Is $\rho(x,y)=(x-y)^2$, with $x,y\in \mathbb{R}^1$, a metric space on $\mathbb{R}^1$? Obviously it has to satisfy the following:
1) For all $x,y\in X$, $0\le d(x,y)$. (positivity) 
2) For all $x,y\in X$, $d(x,y)=d(y,x)$. (symmetry)
3) For all $x,y,z\in X$, $d(x,y)\le d(x,z)+d(z,y)$. (triangle-inequality)
This is a homework problem and I'm not sure where to even start. I'm new to the concept of metric spaces and would appreciate any help/direction. 
If x=y, then $\rho(x,y)=\rho(x,x)=(x-x)^2=0$. I'm assuming that will suffice for (1).
 A: $d(x,y)=(x-y)^2$ 
checking for 3rd axiom:
$$(x-y)^2+(y-z)^2 =x^2 -2xy + y^2 +y^2 -2yz +z^2\\=x^2 -2xz +z^2 +2xz -2xy + y^2 +y^2 -2yz\\=(x-z)^2+2x(z-y)-2y(z-y)\\=(x-z)^2+2(z-y)(x-y)  $$
It means 
$$(x-z)^2=(x-y)^2+(y-z)^2-2(z-y)(x-y)$$
Now to satisfy the third axiom $2(z-y)(x-y)\ge0$ which is not possible say for 
$x<y<z$.
A: Let's look at 1) as an example. You want to prove/disprove that
$$\rho(x,y) = (x-y)^2 \geq 0$$
for any pair of real numbers $x$and $y$. Since the square of something is always non-negative, we can see that this holds.
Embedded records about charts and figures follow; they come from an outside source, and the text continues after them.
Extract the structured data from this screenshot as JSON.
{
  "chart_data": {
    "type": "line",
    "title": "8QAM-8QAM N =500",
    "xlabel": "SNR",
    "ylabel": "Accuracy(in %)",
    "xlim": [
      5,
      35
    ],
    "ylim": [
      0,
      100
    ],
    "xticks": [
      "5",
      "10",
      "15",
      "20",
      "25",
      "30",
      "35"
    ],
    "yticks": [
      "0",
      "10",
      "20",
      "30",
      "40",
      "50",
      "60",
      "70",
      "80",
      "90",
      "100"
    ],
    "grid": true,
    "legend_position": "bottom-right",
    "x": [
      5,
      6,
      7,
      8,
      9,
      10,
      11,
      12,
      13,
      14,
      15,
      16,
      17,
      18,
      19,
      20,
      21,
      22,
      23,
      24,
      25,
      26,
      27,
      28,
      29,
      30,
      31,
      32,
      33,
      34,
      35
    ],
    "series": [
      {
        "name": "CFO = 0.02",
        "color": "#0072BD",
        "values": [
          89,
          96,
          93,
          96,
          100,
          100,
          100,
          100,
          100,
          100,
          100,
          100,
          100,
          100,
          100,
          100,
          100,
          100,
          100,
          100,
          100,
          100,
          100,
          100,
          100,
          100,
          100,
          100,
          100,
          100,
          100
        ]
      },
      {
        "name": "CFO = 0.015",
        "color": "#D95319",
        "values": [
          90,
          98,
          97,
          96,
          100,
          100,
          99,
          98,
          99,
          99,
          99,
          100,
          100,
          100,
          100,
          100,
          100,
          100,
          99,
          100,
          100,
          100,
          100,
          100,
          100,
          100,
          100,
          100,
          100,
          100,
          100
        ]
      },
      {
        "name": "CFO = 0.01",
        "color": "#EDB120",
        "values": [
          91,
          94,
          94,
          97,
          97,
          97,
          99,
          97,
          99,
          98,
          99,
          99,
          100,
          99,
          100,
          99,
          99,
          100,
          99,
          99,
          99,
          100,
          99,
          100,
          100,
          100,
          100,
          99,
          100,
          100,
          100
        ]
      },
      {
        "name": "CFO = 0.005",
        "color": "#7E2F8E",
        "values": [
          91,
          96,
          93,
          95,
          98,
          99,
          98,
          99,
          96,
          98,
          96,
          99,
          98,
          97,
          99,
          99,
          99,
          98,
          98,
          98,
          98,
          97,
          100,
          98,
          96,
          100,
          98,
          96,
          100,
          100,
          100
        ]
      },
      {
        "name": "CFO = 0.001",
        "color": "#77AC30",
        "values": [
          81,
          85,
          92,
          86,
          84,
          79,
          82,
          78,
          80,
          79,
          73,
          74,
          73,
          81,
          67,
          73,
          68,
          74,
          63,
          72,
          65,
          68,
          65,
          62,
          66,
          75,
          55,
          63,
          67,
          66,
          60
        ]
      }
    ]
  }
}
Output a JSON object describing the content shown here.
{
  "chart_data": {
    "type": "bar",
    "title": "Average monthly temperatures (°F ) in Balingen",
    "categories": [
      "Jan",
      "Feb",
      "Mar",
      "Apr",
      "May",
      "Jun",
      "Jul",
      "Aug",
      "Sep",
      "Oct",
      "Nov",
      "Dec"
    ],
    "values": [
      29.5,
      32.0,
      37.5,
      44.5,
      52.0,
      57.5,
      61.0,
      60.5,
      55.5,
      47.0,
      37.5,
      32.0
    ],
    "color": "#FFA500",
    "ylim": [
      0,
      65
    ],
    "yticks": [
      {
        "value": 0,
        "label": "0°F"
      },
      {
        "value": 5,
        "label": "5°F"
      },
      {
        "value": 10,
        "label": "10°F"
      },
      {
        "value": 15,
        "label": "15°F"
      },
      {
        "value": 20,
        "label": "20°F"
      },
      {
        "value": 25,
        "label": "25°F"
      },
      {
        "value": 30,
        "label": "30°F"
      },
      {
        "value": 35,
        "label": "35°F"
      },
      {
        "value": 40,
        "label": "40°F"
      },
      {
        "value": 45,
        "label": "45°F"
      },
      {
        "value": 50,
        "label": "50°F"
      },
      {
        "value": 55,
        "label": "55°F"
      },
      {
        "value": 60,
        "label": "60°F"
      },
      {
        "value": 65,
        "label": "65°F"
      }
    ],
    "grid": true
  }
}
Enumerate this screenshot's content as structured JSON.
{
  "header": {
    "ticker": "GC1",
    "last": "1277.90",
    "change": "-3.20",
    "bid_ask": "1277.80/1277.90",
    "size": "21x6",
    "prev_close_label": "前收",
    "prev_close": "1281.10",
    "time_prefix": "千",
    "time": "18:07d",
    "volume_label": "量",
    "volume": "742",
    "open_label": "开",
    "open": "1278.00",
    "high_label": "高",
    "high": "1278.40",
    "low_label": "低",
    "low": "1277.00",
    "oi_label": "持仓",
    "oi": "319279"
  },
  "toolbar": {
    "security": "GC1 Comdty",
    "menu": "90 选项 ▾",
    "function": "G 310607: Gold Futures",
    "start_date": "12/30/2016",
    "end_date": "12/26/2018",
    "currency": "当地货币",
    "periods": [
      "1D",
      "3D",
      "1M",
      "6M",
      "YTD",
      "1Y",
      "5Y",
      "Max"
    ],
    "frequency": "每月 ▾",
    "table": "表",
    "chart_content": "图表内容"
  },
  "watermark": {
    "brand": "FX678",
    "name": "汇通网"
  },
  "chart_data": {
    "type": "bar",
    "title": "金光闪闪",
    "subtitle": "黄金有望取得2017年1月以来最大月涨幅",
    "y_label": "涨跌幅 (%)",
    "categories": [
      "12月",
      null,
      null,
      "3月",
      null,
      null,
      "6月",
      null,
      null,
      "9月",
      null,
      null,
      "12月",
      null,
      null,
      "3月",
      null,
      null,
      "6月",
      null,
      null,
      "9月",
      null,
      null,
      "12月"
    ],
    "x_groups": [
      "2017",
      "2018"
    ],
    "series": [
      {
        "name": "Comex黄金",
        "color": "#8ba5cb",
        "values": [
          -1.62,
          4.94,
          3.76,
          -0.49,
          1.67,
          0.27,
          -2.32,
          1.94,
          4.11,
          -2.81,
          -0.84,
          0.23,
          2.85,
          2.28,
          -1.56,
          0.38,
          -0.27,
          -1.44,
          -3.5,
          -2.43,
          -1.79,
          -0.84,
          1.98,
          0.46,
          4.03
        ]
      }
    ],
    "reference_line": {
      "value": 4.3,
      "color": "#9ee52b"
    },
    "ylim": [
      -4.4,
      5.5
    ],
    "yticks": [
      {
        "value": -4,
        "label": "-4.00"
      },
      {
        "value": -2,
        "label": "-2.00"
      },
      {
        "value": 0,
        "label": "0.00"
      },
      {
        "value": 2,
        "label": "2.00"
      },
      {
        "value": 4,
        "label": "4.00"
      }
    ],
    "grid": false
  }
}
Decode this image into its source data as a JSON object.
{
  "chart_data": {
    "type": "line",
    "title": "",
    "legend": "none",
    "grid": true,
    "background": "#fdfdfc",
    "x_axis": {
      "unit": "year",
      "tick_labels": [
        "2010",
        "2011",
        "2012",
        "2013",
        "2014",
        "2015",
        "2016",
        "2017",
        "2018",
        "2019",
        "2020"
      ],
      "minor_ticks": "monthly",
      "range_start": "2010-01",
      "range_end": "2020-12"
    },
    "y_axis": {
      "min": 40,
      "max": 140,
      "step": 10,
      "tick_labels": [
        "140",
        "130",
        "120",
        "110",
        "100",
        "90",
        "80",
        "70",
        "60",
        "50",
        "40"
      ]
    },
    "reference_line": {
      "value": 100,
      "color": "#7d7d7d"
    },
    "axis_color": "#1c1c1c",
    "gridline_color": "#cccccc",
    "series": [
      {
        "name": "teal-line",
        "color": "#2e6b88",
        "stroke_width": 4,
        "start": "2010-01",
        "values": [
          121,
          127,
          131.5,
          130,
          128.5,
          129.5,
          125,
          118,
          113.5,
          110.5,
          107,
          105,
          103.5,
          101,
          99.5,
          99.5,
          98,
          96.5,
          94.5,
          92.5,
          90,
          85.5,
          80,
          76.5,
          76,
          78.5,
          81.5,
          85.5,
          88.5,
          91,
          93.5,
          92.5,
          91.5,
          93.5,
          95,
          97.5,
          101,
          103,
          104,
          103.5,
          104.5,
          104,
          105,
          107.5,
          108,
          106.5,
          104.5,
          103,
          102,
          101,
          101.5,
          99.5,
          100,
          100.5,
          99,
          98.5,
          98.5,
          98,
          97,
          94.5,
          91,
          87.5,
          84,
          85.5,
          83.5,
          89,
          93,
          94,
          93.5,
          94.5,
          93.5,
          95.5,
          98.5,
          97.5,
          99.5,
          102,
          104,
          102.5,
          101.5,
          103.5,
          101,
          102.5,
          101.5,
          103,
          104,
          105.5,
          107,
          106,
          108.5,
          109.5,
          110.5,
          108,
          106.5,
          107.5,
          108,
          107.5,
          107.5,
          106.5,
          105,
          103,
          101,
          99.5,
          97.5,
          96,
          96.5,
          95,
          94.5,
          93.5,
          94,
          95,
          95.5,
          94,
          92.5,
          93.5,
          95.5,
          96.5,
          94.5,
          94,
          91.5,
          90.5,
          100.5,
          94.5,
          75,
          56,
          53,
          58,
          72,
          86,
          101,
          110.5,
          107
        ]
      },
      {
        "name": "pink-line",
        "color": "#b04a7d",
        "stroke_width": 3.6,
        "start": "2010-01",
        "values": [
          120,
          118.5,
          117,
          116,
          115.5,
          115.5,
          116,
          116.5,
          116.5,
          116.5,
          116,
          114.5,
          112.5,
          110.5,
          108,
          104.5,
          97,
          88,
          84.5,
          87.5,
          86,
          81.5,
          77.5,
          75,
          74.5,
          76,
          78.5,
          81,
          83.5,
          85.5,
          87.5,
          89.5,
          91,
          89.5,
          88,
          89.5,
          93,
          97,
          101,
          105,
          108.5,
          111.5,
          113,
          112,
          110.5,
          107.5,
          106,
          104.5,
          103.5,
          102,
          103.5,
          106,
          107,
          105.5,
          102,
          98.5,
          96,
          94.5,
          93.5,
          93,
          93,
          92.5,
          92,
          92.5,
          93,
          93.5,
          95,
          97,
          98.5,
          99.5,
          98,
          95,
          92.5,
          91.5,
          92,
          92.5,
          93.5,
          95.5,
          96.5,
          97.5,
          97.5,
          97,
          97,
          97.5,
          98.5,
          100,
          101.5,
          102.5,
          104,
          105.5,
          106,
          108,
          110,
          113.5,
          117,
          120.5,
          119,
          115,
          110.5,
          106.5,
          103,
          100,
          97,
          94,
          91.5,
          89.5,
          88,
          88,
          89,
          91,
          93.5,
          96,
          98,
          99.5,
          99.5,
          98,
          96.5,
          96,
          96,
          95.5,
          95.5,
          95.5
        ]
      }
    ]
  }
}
But for $\rho$ to be a metric, 2) and 3) must hold as well! Try proving 2) by noting that
$$(x-y)^2 = (-y + x)^2 = ((-1)(y - x))^2 = (-1)^2(y-x)^2 = (y-x)^2$$
For 3), try plugging in the specific values that David Mitra mentioned in the comments of your question. Do you see that this is a counter-example? What is your final conclusion about $\rho$?
EDIT: There is a fourth axiom which you forgot to mention: That $d(x,y) = 0$ happens if and only if $x=y$.
A: Let's check the triangle-inequality : let $x=0$, $y=1$, $z=2$, then $\rho(x,y)=1$, $\rho(y,z)=1$, and $\rho(x,z)=4$. From "triangle-inequality" we should have
$$\rho(x,z) \leq \rho(x,y) + \rho(y,z)$$
i.e.
$$4 \leq 1 + 1$$
and that's not true, therefore $\rho$ is not a metric.
A: $$ρ(x,z)=(x−z)^2=(x−y+y-z)^2=(x−y)^2 +(y−z)2 +2(z−y)(x−y)= ρ(x,y)+ρ(y,z)+2(z−y)(x−y),$$
$$ρ(x,z)= ρ(x,y)+ρ(y,z)+2(z−y)(x−y)$$
So  triangular inequality is not satisfied in general.